20100816 africanews
A local court in Somalia has sentenced a radio journalist to six years in jail for an interview with a notorious warlord Mohamed Said Atom.
Abdifatah Jama Mire, Director of Horseed Media in the semi-autonomous, was accused of the crime of allowing his staff to have an interview with a warlord against the Puntland.
"The journalist was sentenced to a six-year jail term for violating the anti-terror law in the constitution,” said prosecutor Farah Hassan Ismail.
Abdihakim Ahmed Guled, Puntland’s information minister, supported the decision.

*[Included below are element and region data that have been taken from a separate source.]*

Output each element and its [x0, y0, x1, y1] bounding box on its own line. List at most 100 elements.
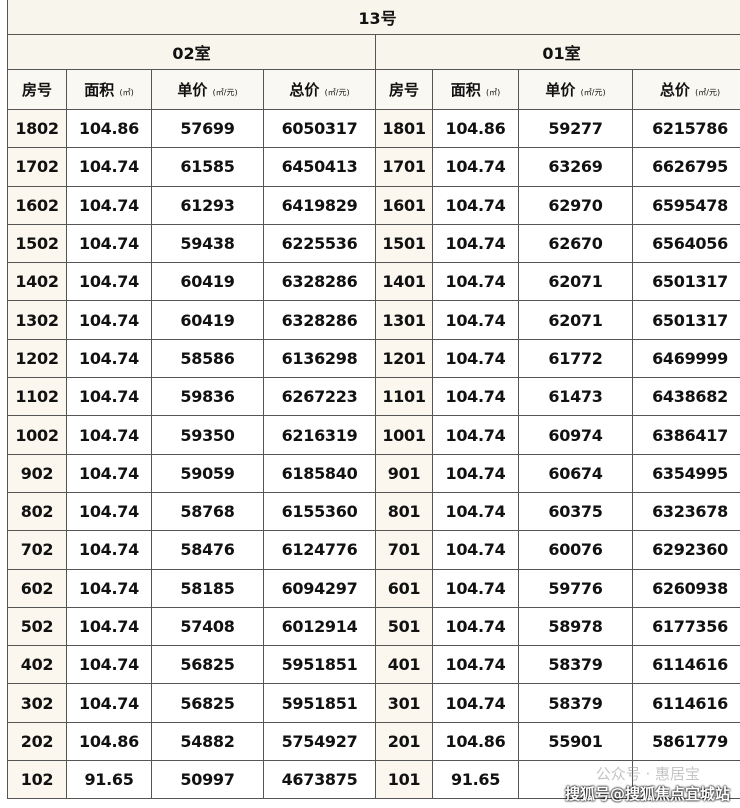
- area-cell: 104.74: [66, 530, 152, 570]
- room-number-cell: 1502: [7, 223, 67, 264]
- table-row: 502 104.74 57408 6012914 501 104.74 58978 61773…: [7, 606, 740, 647]
- room-number-cell: 901: [375, 453, 433, 493]
- total-price-cell: 6292360: [631, 530, 740, 570]
- total-price-cell: 5951851: [263, 683, 376, 723]
- table-row: 1602 104.74 61293 6419829 1601 104.74 62970 659…: [7, 185, 740, 225]
- total-price-cell: 6216319: [263, 415, 376, 455]
- total-price-cell: 6050317: [263, 108, 376, 149]
- total-price-cell: 6328286: [263, 300, 376, 340]
- unit-price-cell: 59059: [151, 453, 264, 493]
- table-row: 1502 104.74 59438 6225536 1501 104.74 62670 656…: [7, 223, 740, 264]
- unit-price-cell: 61473: [518, 377, 633, 417]
- total-price-cell: 6124776: [263, 530, 376, 570]
- room-number-cell: 1601: [375, 185, 433, 225]
- total-price-cell: 6501317: [631, 262, 740, 302]
- room-number-cell: 1402: [7, 262, 67, 302]
- room-number-cell: 201: [375, 721, 433, 762]
- area-cell: 104.74: [432, 338, 519, 379]
- total-price-cell: [631, 760, 740, 800]
- total-price-cell: 6438682: [631, 377, 740, 417]
- room-number-cell: 702: [7, 530, 67, 570]
- area-cell: 104.74: [66, 377, 152, 417]
- column-header: 总价 (㎡/元): [631, 69, 740, 110]
- unit-price-cell: 58768: [151, 491, 264, 532]
- area-cell: 104.74: [432, 377, 519, 417]
- table-row: 1402 104.74 60419 6328286 1401 104.74 62071 650…: [7, 262, 740, 302]
- table-row: 602 104.74 58185 6094297 601 104.74 59776 62609…: [7, 568, 740, 608]
- area-cell: 104.74: [66, 453, 152, 493]
- table-row: 802 104.74 58768 6155360 801 104.74 60375 63236…: [7, 491, 740, 532]
- unit-price-cell: 63269: [518, 147, 633, 187]
- room-number-cell: 1101: [375, 377, 433, 417]
- unit-price-cell: 57699: [151, 108, 264, 149]
- room-number-cell: 1401: [375, 262, 433, 302]
- watermark-sohu: 搜狐号@搜狐焦点宜城站: [564, 785, 730, 803]
- column-header: 房号: [375, 69, 433, 110]
- unit-price-cell: 60419: [151, 300, 264, 340]
- header-unit: (㎡): [119, 88, 134, 97]
- header-label: 面积: [84, 81, 115, 99]
- unit-price-cell: 59776: [518, 568, 633, 608]
- area-cell: 104.74: [66, 645, 152, 685]
- unit-price-cell: 60419: [151, 262, 264, 302]
- room-number-cell: 1501: [375, 223, 433, 264]
- area-cell: 104.74: [66, 606, 152, 647]
- unit-price-cell: 61772: [518, 338, 633, 379]
- unit-price-cell: 62071: [518, 300, 633, 340]
- unit-price-cell: 54882: [151, 721, 264, 762]
- area-cell: 104.74: [66, 338, 152, 379]
- table-row: 1802 104.86 57699 6050317 1801 104.86 59277 621…: [7, 108, 740, 149]
- section-02: 02室: [7, 34, 376, 70]
- header-unit: (㎡): [486, 88, 501, 97]
- area-cell: 104.74: [432, 645, 519, 685]
- room-number-cell: 401: [375, 645, 433, 685]
- total-price-cell: 6419829: [263, 185, 376, 225]
- area-cell: 104.74: [66, 491, 152, 532]
- area-cell: 104.74: [432, 568, 519, 608]
- area-cell: 104.74: [66, 415, 152, 455]
- total-price-cell: 6114616: [631, 683, 740, 723]
- room-number-cell: 202: [7, 721, 67, 762]
- room-number-cell: 1702: [7, 147, 67, 187]
- total-price-cell: 6469999: [631, 338, 740, 379]
- unit-price-cell: 58379: [518, 645, 633, 685]
- section-01: 01室: [374, 34, 740, 70]
- unit-price-cell: 62970: [518, 185, 633, 225]
- unit-price-cell: 56825: [151, 645, 264, 685]
- room-number-cell: 501: [375, 606, 433, 647]
- unit-price-cell: 55901: [518, 721, 633, 762]
- unit-price-cell: 58379: [518, 683, 633, 723]
- area-cell: 91.65: [432, 760, 519, 800]
- unit-price-cell: 56825: [151, 683, 264, 723]
- room-number-cell: 1302: [7, 300, 67, 340]
- room-number-cell: 101: [375, 760, 433, 800]
- unit-price-cell: 60674: [518, 453, 633, 493]
- area-cell: 104.74: [432, 300, 519, 340]
- total-price-cell: 6155360: [263, 491, 376, 532]
- room-number-cell: 302: [7, 683, 67, 723]
- area-cell: 104.74: [66, 223, 152, 264]
- unit-price-cell: 58476: [151, 530, 264, 570]
- header-label: 总价: [659, 81, 690, 99]
- room-number-cell: 1002: [7, 415, 67, 455]
- header-label: 单价: [545, 81, 576, 99]
- total-price-cell: 6094297: [263, 568, 376, 608]
- area-cell: 104.74: [66, 683, 152, 723]
- total-price-cell: 6323678: [631, 491, 740, 532]
- room-number-cell: 1602: [7, 185, 67, 225]
- area-cell: 104.74: [432, 185, 519, 225]
- unit-price-cell: 61585: [151, 147, 264, 187]
- area-cell: 104.74: [432, 262, 519, 302]
- total-price-cell: 6225536: [263, 223, 376, 264]
- total-price-cell: 6450413: [263, 147, 376, 187]
- header-label: 单价: [177, 81, 208, 99]
- area-cell: 104.74: [432, 223, 519, 264]
- table-row: 902 104.74 59059 6185840 901 104.74 60674 63549…: [7, 453, 740, 493]
- table-row: 1202 104.74 58586 6136298 1201 104.74 61772 646…: [7, 338, 740, 379]
- area-cell: 104.74: [66, 185, 152, 225]
- table-row: 702 104.74 58476 6124776 701 104.74 60076 62923…: [7, 530, 740, 570]
- unit-price-cell: 62071: [518, 262, 633, 302]
- column-header: 面积 (㎡): [432, 69, 519, 110]
- room-number-cell: 301: [375, 683, 433, 723]
- building-title: 13号: [6, 0, 740, 35]
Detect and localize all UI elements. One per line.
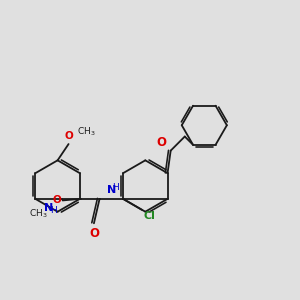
Text: Cl: Cl xyxy=(143,212,155,221)
Text: N: N xyxy=(44,202,53,213)
Text: CH$_3$: CH$_3$ xyxy=(29,207,48,220)
Text: O: O xyxy=(156,136,166,149)
Text: O: O xyxy=(89,227,99,240)
Text: H: H xyxy=(50,206,57,215)
Text: H: H xyxy=(112,183,118,192)
Text: CH$_3$: CH$_3$ xyxy=(77,125,96,138)
Text: N: N xyxy=(107,185,116,195)
Text: O: O xyxy=(64,131,73,141)
Text: O: O xyxy=(52,195,61,205)
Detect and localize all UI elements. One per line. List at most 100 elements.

A court in Bosaso, a commercial town 1,500 kilometres northeast of Mogadishu, also fined the journalist $500. The journalist had no lawyer and his family members were not permitted to witness the court proceedings.
Abdifatah Jama Mire, along with seven other journalists, was arrested Friday evening after dozens of Puntland’s security forces stormed Horseed Media - an independent broadcasting house - in Bosaso.
The seven other journalists were later released after being interrogated in the town’s central Police headquarters.
Mahad Musse, the executive director of Horseed Media, accused Puntland of punishing local media for talking to rebel leaders. “This is totally against the freedom of the press in Puntland”, he said in The Hague.
On Sunday, the Puntland Authority ordered not to broadcast reports and interviews about the radical Islamist group of Sheikh Atam.
Mohamed Said Atom is a notorious warlord and arms dealer based in the Sanaag Mountains straddling Puntland and Somaliland. Puntland and the breakaway region of Somaliland have been relatively stable compared with the central and southern Somalia in recent years.
Islamist insurgents run most of southern Somalia and government controls a few areas in the capital Mogadishu, where AU sent 5,000- strong peacekeepers. Western security agencies warned that Somalia is becoming a haven for international terrorists.
On Tuesday, Puntland has suspended VOA Somali services correspondent Nuh Muse Birjeb in Garowe.
The Journalist received a decree banning him from reporting in the region from the Puntland Minister of Information Mr Yassin Adan Roble. The semi-autonomous did not explain the reason behind their suspension.
It is not the first time Puntland has stopped VOA Somali services but in 2009, it was suspended VOA’s correspondents in the administration. Somalia is one of the most dangerous countries in the world for journalists.
In southren Somalia, Islamists have banned broadcasting BBC and VOA. In May, Al-Qaeda linked group of Al-Shabaab looted Somaliweyn Radio - an independent station house - in Mogadishu. the militants took FM transmitters and since that the station remians off air.
Mogadishu-based radios stopped airing music in April after Hizb al-Islam militias ordered them to take them off the airwaves because they claim the songs were un-Islamic. The Islamist have shot dead Sheikh Nur Abkey, who worked for the state-run Radio Mogadishu in May. he was the first reporter to be killed in Somalia this year.
Reporters Without Borders say nine journalists were killed in Somalia in 2009, including three killed in December when a suicide bomber detonated his explosives at a university graduation in Mogadishu.